Take, for example, the blustery jet streams on Uranus and Neptune. Both planets have one in each hemisphere, and another at the equator blowing hundreds of meters per second?10 times stronger than Earth's. Scientists had been wondering whether these streams simply skim the surface, or if they are driven by atmospheric dynamics that stretch deep down inside the planets. "The big question is, how deep are the winds that we see on the atmospheres?" says Yohai Kaspi of the Weizmann Institute of Science in Israel, lead author of a new study in Nature. "This is very important for understanding not only the dynamics, but how these planets are formed."
Harmony of the Spheres
Because Uranus and Neptune are simpler in structure than Jupiter or Saturn, Kaspi says, his team got an idea: They could piece together just how deep those jet streams go without needing to have a spacecraft visit either world. Basically, they used the available information?data from the Voyagers and instruments like the Hubble telescope, and models that simulate the planet's interior?to put a limit on the depth.
Using spherical gravity harmonics, Kaspi says, his team could find perturbations in Uranus and Neptune's gravity fields?instances in which the fields were uneven instead of acting like what you'd expect from a perfect sphere. Some of those instances appear because of so-called static characteristics?for instance, the fact that the planets are not, in fact, perfect spheres, but are slightly oblate because of their fast rotation. But there is also a second kind of perturbation, and these come from slight changes in the planet's density that reflect strong winds at work.
Illustration of Neptune's interior. Credit: Calvin J. Hamilton.
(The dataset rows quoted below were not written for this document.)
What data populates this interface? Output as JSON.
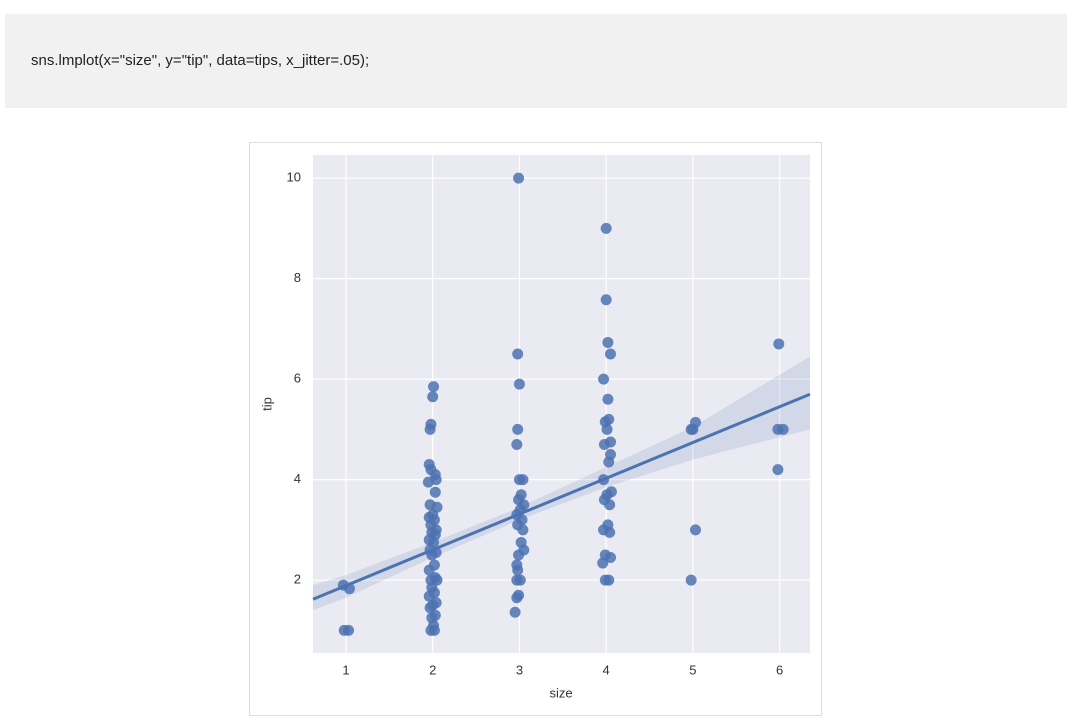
{
  "code": "sns.lmplot(x=\"size\", y=\"tip\", data=tips, x_jitter=.05);",
  "chart_data": {
    "type": "scatter",
    "x_label": "size",
    "y_label": "tip",
    "xlim": [
      0.62,
      6.35
    ],
    "ylim": [
      0.55,
      10.46
    ],
    "xticks": [
      1,
      2,
      3,
      4,
      5,
      6
    ],
    "yticks": [
      2,
      4,
      6,
      8,
      10
    ],
    "grid": true,
    "series": [
      {
        "color": "#4c72b0",
        "x": [
          0.98,
          1.03,
          0.97,
          1.04,
          2.01,
          2.0,
          1.98,
          1.97,
          1.96,
          1.98,
          2.03,
          2.04,
          1.95,
          2.03,
          1.97,
          2.05,
          2.0,
          1.96,
          2.02,
          1.98,
          2.04,
          1.99,
          2.03,
          1.96,
          2.01,
          1.97,
          2.04,
          1.99,
          2.02,
          1.96,
          2.03,
          1.98,
          2.05,
          1.99,
          2.02,
          1.96,
          2.04,
          2.0,
          1.97,
          2.03,
          1.99,
          2.01,
          1.98,
          2.02,
          2.99,
          2.98,
          3.0,
          2.98,
          2.97,
          3.0,
          3.04,
          3.02,
          2.99,
          3.05,
          3.01,
          2.97,
          3.03,
          2.98,
          3.04,
          3.02,
          3.05,
          2.99,
          2.97,
          2.98,
          2.97,
          3.01,
          2.99,
          2.97,
          2.95,
          4.0,
          4.0,
          4.02,
          4.05,
          3.97,
          4.02,
          4.03,
          3.99,
          4.01,
          4.05,
          3.98,
          4.05,
          4.03,
          3.97,
          4.06,
          4.01,
          3.98,
          4.04,
          4.02,
          3.97,
          4.04,
          3.99,
          4.05,
          3.96,
          3.99,
          4.03,
          4.98,
          5.03,
          5.0,
          5.03,
          4.98,
          5.99,
          5.98,
          6.04,
          5.98
        ],
        "values": [
          1,
          1,
          1.9,
          1.83,
          5.85,
          5.65,
          5.1,
          5.0,
          4.3,
          4.2,
          4.1,
          4.0,
          3.95,
          3.75,
          3.5,
          3.45,
          3.3,
          3.25,
          3.2,
          3.1,
          3.0,
          2.95,
          2.9,
          2.8,
          2.75,
          2.6,
          2.55,
          2.5,
          2.3,
          2.2,
          2.05,
          2.0,
          2.0,
          1.85,
          1.75,
          1.68,
          1.55,
          1.5,
          1.45,
          1.3,
          1.25,
          1.1,
          1.0,
          1.0,
          10,
          6.5,
          5.9,
          5.0,
          4.7,
          4.0,
          4.0,
          3.7,
          3.6,
          3.5,
          3.4,
          3.3,
          3.2,
          3.1,
          3.0,
          2.75,
          2.6,
          2.5,
          2.3,
          2.2,
          2.0,
          2.0,
          1.7,
          1.65,
          1.36,
          9.0,
          7.58,
          6.73,
          6.5,
          6.0,
          5.6,
          5.2,
          5.15,
          5.0,
          4.75,
          4.7,
          4.5,
          4.35,
          4.0,
          3.76,
          3.7,
          3.6,
          3.5,
          3.1,
          3.0,
          2.95,
          2.5,
          2.45,
          2.34,
          2.0,
          2.0,
          5.0,
          5.14,
          5.0,
          3.0,
          2.0,
          6.7,
          5.0,
          5.0,
          4.2
        ]
      }
    ],
    "regression": {
      "x": [
        0.62,
        6.35
      ],
      "values": [
        1.62,
        5.7
      ]
    },
    "ci": {
      "x": [
        0.62,
        1,
        2,
        3,
        4,
        5,
        6.35
      ],
      "upper": [
        1.9,
        2.1,
        2.75,
        3.45,
        4.25,
        5.05,
        6.45
      ],
      "lower": [
        1.4,
        1.65,
        2.45,
        3.2,
        3.85,
        4.4,
        5.0
      ]
    }
  }
}
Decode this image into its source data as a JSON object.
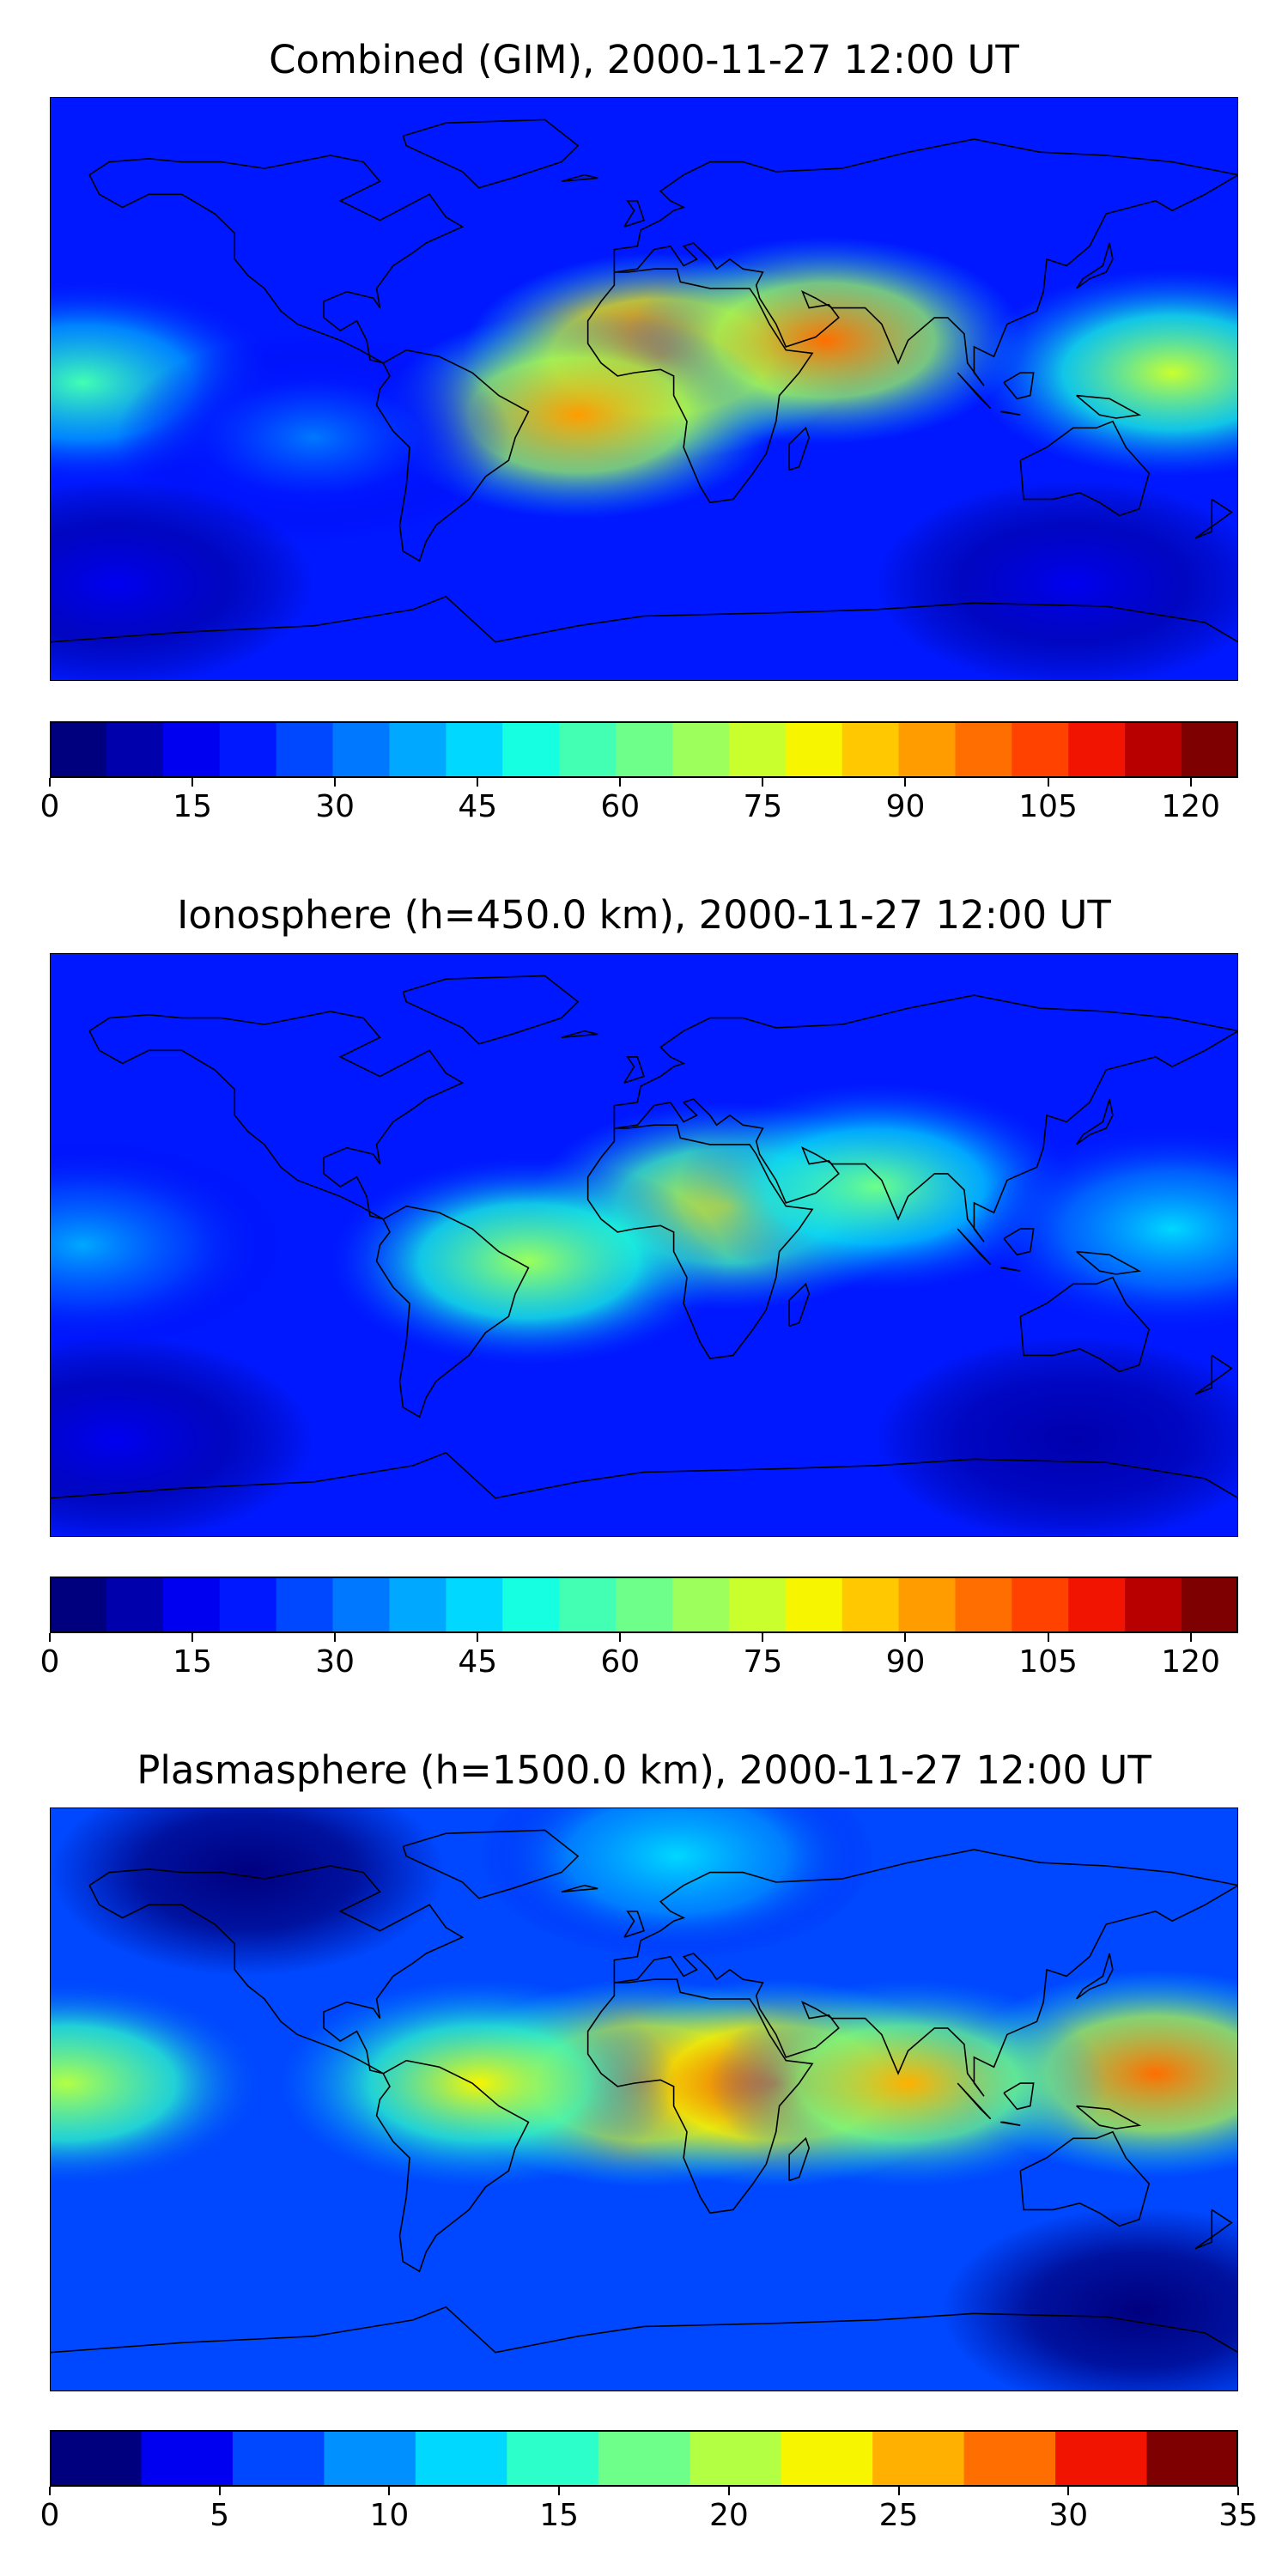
{
  "colors": {
    "jet": [
      "#00007f",
      "#0000ad",
      "#0000f1",
      "#0018ff",
      "#0048ff",
      "#0078ff",
      "#00a8ff",
      "#00d8ff",
      "#16ffe0",
      "#42ffb3",
      "#6dff89",
      "#9cff5b",
      "#caff2e",
      "#f8f500",
      "#ffc800",
      "#ff9c00",
      "#ff6e00",
      "#ff4200",
      "#f11400",
      "#b90000",
      "#7f0000"
    ],
    "plasma_scale": [
      "#00007f",
      "#0000f1",
      "#0048ff",
      "#0090ff",
      "#00d8ff",
      "#2cffc9",
      "#6dff89",
      "#b3ff44",
      "#f8f500",
      "#ffb000",
      "#ff6e00",
      "#f11400",
      "#7f0000"
    ],
    "coastline": "#000000"
  },
  "chart_data": [
    {
      "type": "heatmap",
      "title": "Combined (GIM), 2000-11-27 12:00 UT",
      "colorbar": {
        "min": 0,
        "max": 125,
        "step": 5,
        "ticks": [
          "0",
          "15",
          "30",
          "45",
          "60",
          "75",
          "90",
          "105",
          "120"
        ]
      },
      "grid": false,
      "features": [
        {
          "lon": 5,
          "lat": 10,
          "value": 112
        },
        {
          "lon": 55,
          "lat": 15,
          "value": 100
        },
        {
          "lon": -20,
          "lat": -8,
          "value": 95
        },
        {
          "lon": 160,
          "lat": 5,
          "value": 75
        },
        {
          "lon": -170,
          "lat": 2,
          "value": 55
        },
        {
          "lon": -100,
          "lat": -15,
          "value": 30
        },
        {
          "lon": 130,
          "lat": -60,
          "value": 12
        },
        {
          "lon": -160,
          "lat": -60,
          "value": 12
        }
      ]
    },
    {
      "type": "heatmap",
      "title": "Ionosphere  (h=450.0 km), 2000-11-27 12:00 UT",
      "colorbar": {
        "min": 0,
        "max": 125,
        "step": 5,
        "ticks": [
          "0",
          "15",
          "30",
          "45",
          "60",
          "75",
          "90",
          "105",
          "120"
        ]
      },
      "grid": false,
      "features": [
        {
          "lon": 25,
          "lat": 12,
          "value": 82
        },
        {
          "lon": -35,
          "lat": -5,
          "value": 70
        },
        {
          "lon": 70,
          "lat": 18,
          "value": 65
        },
        {
          "lon": 160,
          "lat": 5,
          "value": 45
        },
        {
          "lon": -170,
          "lat": 0,
          "value": 40
        },
        {
          "lon": 130,
          "lat": -60,
          "value": 10
        },
        {
          "lon": -160,
          "lat": -60,
          "value": 12
        }
      ]
    },
    {
      "type": "heatmap",
      "title": "Plasmasphere (h=1500.0 km), 2000-11-27 12:00 UT",
      "colorbar": {
        "min": 0,
        "max": 35,
        "step": 2.5,
        "ticks": [
          "0",
          "5",
          "10",
          "15",
          "20",
          "25",
          "30",
          "35"
        ]
      },
      "grid": false,
      "features": [
        {
          "lon": 0,
          "lat": 5,
          "value": 31
        },
        {
          "lon": 40,
          "lat": 5,
          "value": 31
        },
        {
          "lon": 155,
          "lat": 8,
          "value": 29
        },
        {
          "lon": 80,
          "lat": 5,
          "value": 25
        },
        {
          "lon": -50,
          "lat": 5,
          "value": 22
        },
        {
          "lon": -175,
          "lat": 5,
          "value": 20
        },
        {
          "lon": 10,
          "lat": 75,
          "value": 12
        },
        {
          "lon": -120,
          "lat": 70,
          "value": 1
        },
        {
          "lon": 150,
          "lat": -65,
          "value": 2
        }
      ]
    }
  ]
}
Here's the trick: If you can estimate the changes to the gravity fields of these planets, and you can estimate what percentage of those changes is because of their static qualities, you can find the difference. The difference tells you how much the winds contribute to gravity perturbation, and thus how strong they might be. It works particularly well on these two worlds, Kaspi says, because they have winds stronger than Jupiter's but are much smaller planets overall. That means that, relatively, the winds contribute more to these bumps in the data. "That's why you can do this trick on Uranus and Neptune," he says.
The final result: These winds are surprisingly shallow. The powerful jet streams are active in only the outermost 0.15 percent of Uranus's mass, and only in the outermost 0.2 percent of Neptune's. What goes on beneath evidently isn't feeding the blustery jet streams that scream around the planets' surfaces. The team can't be sure exactly what drives these streams, Kaspi says, but a leading candidate is moist convection. "Just like on Earth, when water vapor rises and condenses, it forms a cloud," he says. "This process releases latent heat into the atmosphere. This is a process that can happen on planets like Uranus and Neptune."
"We Know Almost Nothing"
Who cares about a few extraterrestrial jet streams? Understanding the four gas giants might be the key to understanding the solar system. The only time scientists have gotten a direct look inside a giant happened when the Galileo probe crashed into Jupiter in 2003 to end its mission. That provided unprecedented insight into the planet, Kaspi says, but left plenty of unanswered questions. Imagine if all the firsthand info you had about Earth's atmosphere came from crashing a probe into the Antarctic, or into the tropics on a hot summer day. The specifics of one location don't say very much about the planet as a whole.
The gas giants are so big that more than 99 percent of mass of the solar system (excluding the sun) is bound up in them. "We live on the crumbs," Kaspi says. Yet what the planets are like underneath is far from perfectly understood. Astronomers are not even sure if the worlds have solid cores, he says, but "the core is essential for understanding how these planets form."
Elucidating the limits of the winds, as this week's study did, will help scientists create more accurate models of the gas giants' interiors. And future missions should reveal even more. Kaspi and his colleagues are working with Juno, a spacecraft that launched in 2011 and is now en route to Jupiter to unravel the largest planet's gravity field, magnetic field, and more.